“July 1993” by Elizabeth S. Wolf

Elizabeth S. Wolf

JULY 1993

When my grandfather died,
lawyers wept. The family
held a roast, presided over by his
younger daughter, at a hotel
by the funeral home,
probably on his dime.

It made me a little uneasy.
“It’s just not right,” I said.
My aunt said, “Let’s have a
contest. Who did he say
the worst thing to? Who did he
treat the most badly?”
My grandfather hadn’t spoken to me
in years. I went home.

The next morning over breakfast,
my aunt told me I was declared
the winner. “But I wasn’t there,”
I said. “Exactly!” said my aunt. “You
were excommunicated, dear.
Shunned. Cast out.”

I took a sip of coffee and waited.

“Did you know, when your father died—”
“When I was 16,” I chimed in—
“Exactly. Well. Your grandfather, my father,
declared you were such a bad daughter,
it killed your father. And that’s why
he so suddenly died.”

I was stunned.
“Really?” I asked.

“Truly,” she answered. “Neither man
thought you did enough
to take care of your mother. ”

“I was a child,” I said. “And, I didn’t know
that she needed to be taken care of.”

My aunt reached for her purse.
“Did anyone ever tell you?” she asked.

“No. Not until this very moment,” I replied.

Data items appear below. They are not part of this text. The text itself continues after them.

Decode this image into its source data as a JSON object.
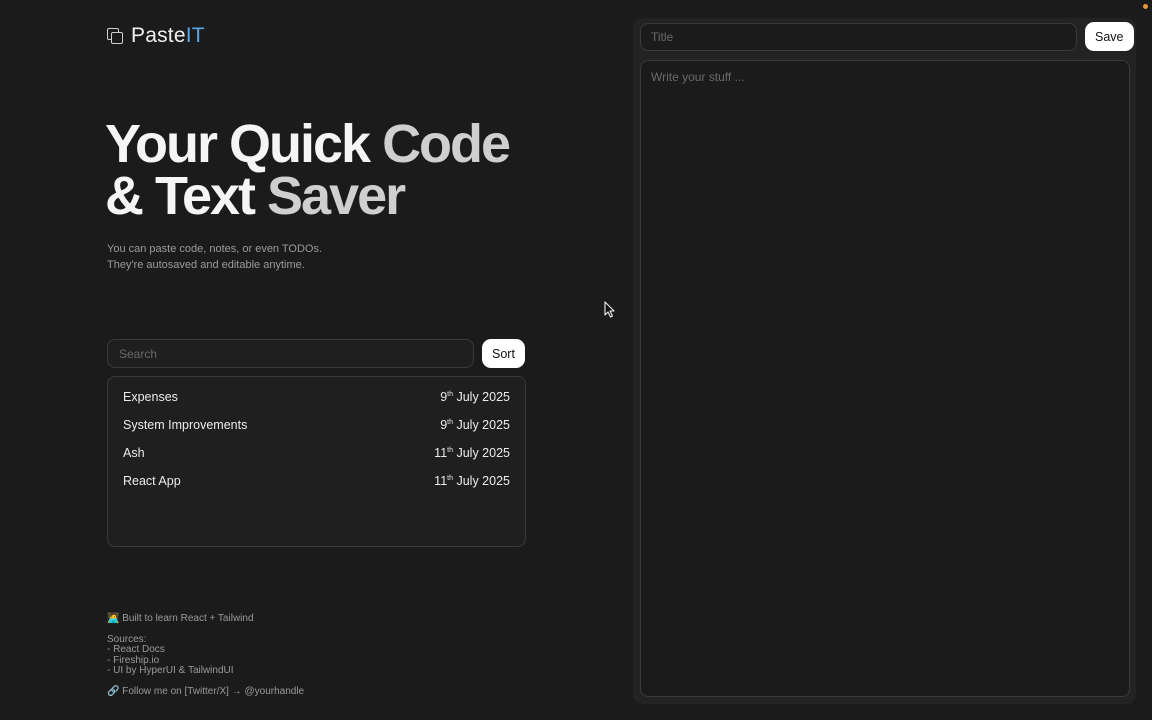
{
  "app": {
    "name_part1": "Paste",
    "name_part2": "IT"
  },
  "hero": {
    "line1_strong": "Your Quick ",
    "line1_dim": "Code",
    "line2_strong": "& Text ",
    "line2_dim": "Saver",
    "subtitle_line1": "You can paste code, notes, or even TODOs.",
    "subtitle_line2": "They're autosaved and editable anytime."
  },
  "search": {
    "placeholder": "Search",
    "value": "",
    "sort_label": "Sort"
  },
  "pastes": [
    {
      "title": "Expenses",
      "day": "9",
      "suffix": "th",
      "rest": "July 2025"
    },
    {
      "title": "System Improvements",
      "day": "9",
      "suffix": "th",
      "rest": "July 2025"
    },
    {
      "title": "Ash",
      "day": "11",
      "suffix": "th",
      "rest": "July 2025"
    },
    {
      "title": "React App",
      "day": "11",
      "suffix": "th",
      "rest": "July 2025"
    }
  ],
  "footer": {
    "built": "🧑‍💻 Built to learn React + Tailwind",
    "sources_heading": "Sources:",
    "sources": [
      "- React Docs",
      "- Fireship.io",
      "- UI by HyperUI & TailwindUI"
    ],
    "follow": "🔗 Follow me on [Twitter/X] → @yourhandle"
  },
  "editor": {
    "title_placeholder": "Title",
    "title_value": "",
    "save_label": "Save",
    "content_placeholder": "Write your stuff ...",
    "content_value": ""
  },
  "colors": {
    "background": "#1b1b1b",
    "accent": "#5aa7e6",
    "status_dot": "#e8953a"
  },
  "icons": {
    "logo": "copy-icon",
    "cursor": "mouse-pointer-icon"
  }
}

My aunt poured a nip bottle of Grand Marnier
into her cereal bowl. “There,” she said.
“You won.”

from Did You Know?
2018 Rattle Chapbook Prize Winner

__________

Elizabeth S. Wolf: “I write because telling stories is how we make sense of our world, how we connect with our world, how we heal, and how we celebrate. I write to find the sliver of truth within the plethora of information; mining my monkey mind for a trace of grace.”